Cyber-attacks on automation systems have always seemd to be a “theoretical problem.” That is, until the Stuxnet virus was uncovered. Between Frost & Sullivan’s view of the future of industrial automation systems and the capabilities of Stuxnet has to manipulate and destroy these systems, author Eric Byres discusses the threat it poses to the new field of industrial automation.
The Evolution of Future Factories
The adoption of cloud computing, tablets and mobile platforms, and secure wireless networks coupled with enterprise software are some of the “Mega Trends” that will steer the future of factory, according to a short report by Frost & Sullivan, an international analyst group. These technologies will allow companies to utilize cost-effective business practices. Sharing real-time data from the factory to corporate will become much easier.

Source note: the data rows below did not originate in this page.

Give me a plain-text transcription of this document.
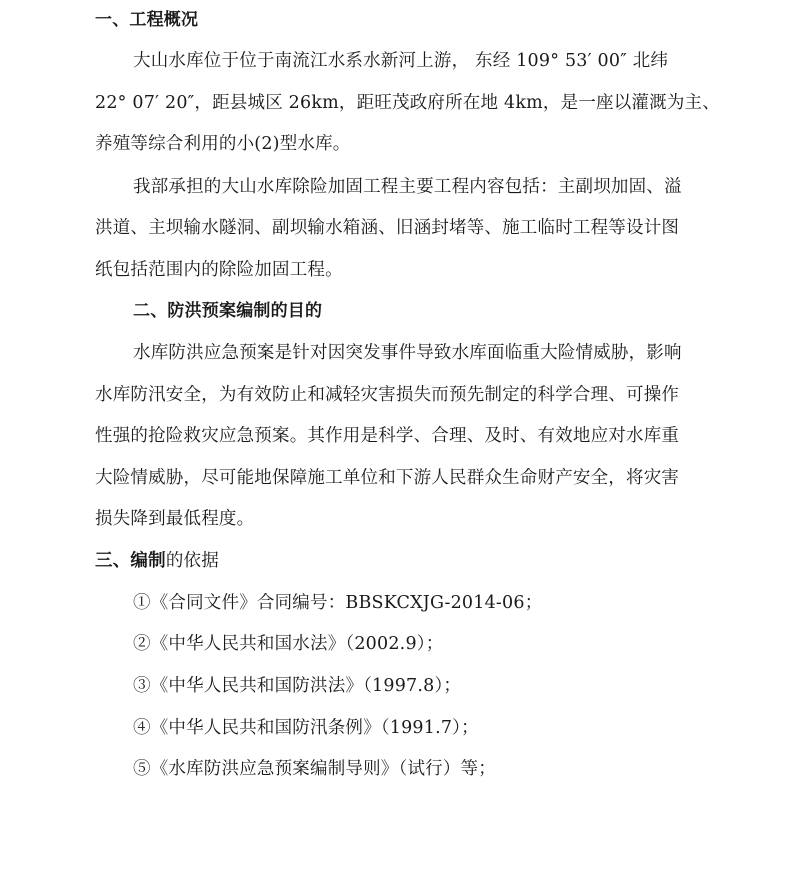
一、工程概况
大山水库位于位于南流江水系水新河上游， 东经 109° 53′ 00″ 北纬
22° 07′ 20″，距县城区 26km，距旺茂政府所在地 4km，是一座以灌溉为主、
养殖等综合利用的小(2)型水库。
我部承担的大山水库除险加固工程主要工程内容包括：主副坝加固、溢
洪道、主坝输水隧洞、副坝输水箱涵、旧涵封堵等、施工临时工程等设计图
纸包括范围内的除险加固工程。
二、防洪预案编制的目的
水库防洪应急预案是针对因突发事件导致水库面临重大险情威胁，影响
水库防汛安全，为有效防止和减轻灾害损失而预先制定的科学合理、可操作
性强的抢险救灾应急预案。其作用是科学、合理、及时、有效地应对水库重
大险情威胁，尽可能地保障施工单位和下游人民群众生命财产安全，将灾害
损失降到最低程度。
三、编制的依据
①《合同文件》合同编号：BBSKCXJG-2014-06；
②《中华人民共和国水法》（2002.9）；
③《中华人民共和国防洪法》（1997.8）；
④《中华人民共和国防汛条例》（1991.7）；
⑤《水库防洪应急预案编制导则》（试行）等；
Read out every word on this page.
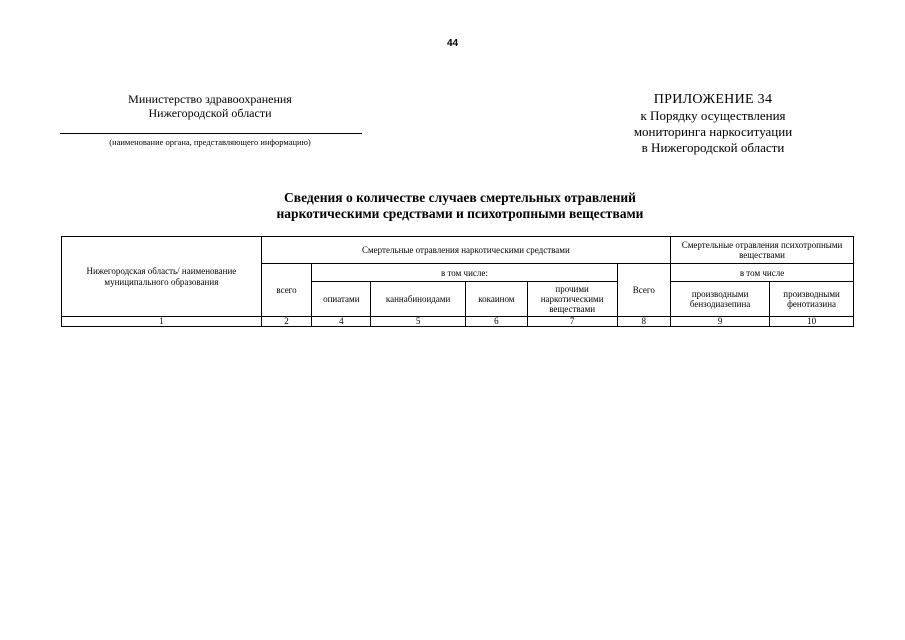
44
Министерство здравоохранения
Нижегородской области
(наименование органа, представляющего информацию)
ПРИЛОЖЕНИЕ 34
к Порядку осуществления
мониторинга наркоситуации
в Нижегородской области
Сведения о количестве случаев смертельных отравлений
наркотическими средствами и психотропными веществами
Нижегородская область/ наименование муниципального образования	Смертельные отравления наркотическими средствами						Смертельные отравления психотропными веществами	
	всего	в том числе:				Всего	в том числе	
		опиатами	каннабиноидами	кокаином	прочими наркотическими веществами		производными бензодиазепина	производными фенотиазина
1	2	4	5	6	7	8	9	10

The Next Generation of Stuxnet-like viruses
However, as factories become more connected, industrial cyber security becomes an increasingly critical matter. While Stuxnet was originally targeted to harm Iranian nuclear power plants, its capabilities to the broader industries reveal what other upcoming viruses could have the potential to do. Byres suggests that:
It is possible that the goal of the next generation of malware is not to harm people, but to quietly stop production at a utility, or impact the production of a rival, or short sell the shares of a company or extort money under the threat of a disruption. The banking industry has faced these sorts of financially motivated attacks over the past decade. It is unrealistic to hope that the industrial world will not experience the same.